In Beijing, schools and universities are shutting down in an effort to curtail the spread of Severe Acute Respiratory Syndrome.
Beijing's schools were ordered to close as new figures reveal that Severe Acute Respiratory Syndrome has spread further in the city than previously thought.
China now reports more than 2,300 SARS cases and at least 106 deaths. But the Ministry of Health warned there are 1,100 suspected cases scattered across the country.
Not only has the number of SARS victims increased, but more provinces reported SARS outbreaks, confirming that the disease has spread to China's poorer areas. At least 22 of China's 30 provinces and municipal districts have SARS cases.
The World Health Organization had voiced concern in the past that the death rate could rise if the disease hits areas ill-equipped to treat SARS.
Hong Kong officials say a team of environmental experts from WHO will examine tests indicating that SARS spread through a faulty sewage system to infect hundreds of people in one apartment building.
Tracy Treadwell, a WHO epidemiologist based in Hong Kong, explains the difficulty in determining the main cause for the massive outbreak in the Amoy Gardens high-rise.
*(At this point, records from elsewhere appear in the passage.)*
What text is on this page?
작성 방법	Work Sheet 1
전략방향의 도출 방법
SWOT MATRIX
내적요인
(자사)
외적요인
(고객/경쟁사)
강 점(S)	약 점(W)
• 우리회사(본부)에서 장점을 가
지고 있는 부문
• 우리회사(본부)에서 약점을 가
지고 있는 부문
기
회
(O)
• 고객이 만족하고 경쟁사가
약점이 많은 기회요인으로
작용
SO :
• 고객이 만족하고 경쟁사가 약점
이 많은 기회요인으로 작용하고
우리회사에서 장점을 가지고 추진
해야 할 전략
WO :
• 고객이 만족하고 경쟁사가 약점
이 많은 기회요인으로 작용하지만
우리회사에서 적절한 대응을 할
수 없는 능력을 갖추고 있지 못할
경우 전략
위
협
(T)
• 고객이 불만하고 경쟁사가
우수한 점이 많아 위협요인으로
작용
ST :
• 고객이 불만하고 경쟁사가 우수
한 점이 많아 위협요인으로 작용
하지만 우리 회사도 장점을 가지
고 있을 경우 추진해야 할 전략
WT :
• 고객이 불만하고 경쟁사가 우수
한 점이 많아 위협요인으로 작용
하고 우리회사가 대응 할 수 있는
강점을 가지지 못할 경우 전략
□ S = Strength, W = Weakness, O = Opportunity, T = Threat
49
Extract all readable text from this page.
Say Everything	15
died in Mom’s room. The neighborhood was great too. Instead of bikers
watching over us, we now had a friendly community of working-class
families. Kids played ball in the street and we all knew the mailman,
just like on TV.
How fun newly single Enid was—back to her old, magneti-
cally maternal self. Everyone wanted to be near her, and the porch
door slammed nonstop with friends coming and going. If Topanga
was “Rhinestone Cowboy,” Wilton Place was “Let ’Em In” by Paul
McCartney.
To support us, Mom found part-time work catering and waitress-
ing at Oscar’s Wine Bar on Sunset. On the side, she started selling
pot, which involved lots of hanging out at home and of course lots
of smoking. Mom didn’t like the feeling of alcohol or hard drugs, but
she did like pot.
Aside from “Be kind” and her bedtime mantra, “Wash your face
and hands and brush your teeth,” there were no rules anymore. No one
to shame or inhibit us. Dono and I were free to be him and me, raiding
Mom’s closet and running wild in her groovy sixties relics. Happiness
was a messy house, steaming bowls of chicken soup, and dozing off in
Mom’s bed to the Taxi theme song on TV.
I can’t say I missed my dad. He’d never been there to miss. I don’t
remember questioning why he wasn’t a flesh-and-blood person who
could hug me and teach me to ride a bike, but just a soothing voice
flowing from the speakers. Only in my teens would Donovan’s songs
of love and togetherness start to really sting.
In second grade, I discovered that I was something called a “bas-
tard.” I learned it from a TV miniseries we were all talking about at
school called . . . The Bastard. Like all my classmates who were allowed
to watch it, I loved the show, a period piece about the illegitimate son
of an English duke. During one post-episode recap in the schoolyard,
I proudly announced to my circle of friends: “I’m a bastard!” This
"I do not know that leaking sewage pipes, they are not placing a huge percentage of the cause on that, I think it is one of the additional causes," said Dr. Treadwell. "I do not think you can really say it is 50 percent this, 20 percent that, 10 percent that. We have no way of being able to break it out that way."
Hong Kong has seen more than 1,400 SARS cases and 105 deaths.
The city's lawmakers are considering a government relief package that grants tax rebates and loans for businesses hurt by the SARS outbreak, which has cut tourism and retailing.
Officials in Taiwan's capital, Taipei, said seven hospital workers have displayed SARS symptoms, such as high fever and atypical pneumonia, and are being isolated.
In Singapore, 2,400 people under quarantine after possibly coming in contact with a SARS patient were told they could face jail if they do not remain isolated. The quarantine covers vendors in a vegetable market where one man became sick and died from the disease.
Worldwide, more than 4,000 people have been infected with SARS and about 240 have died.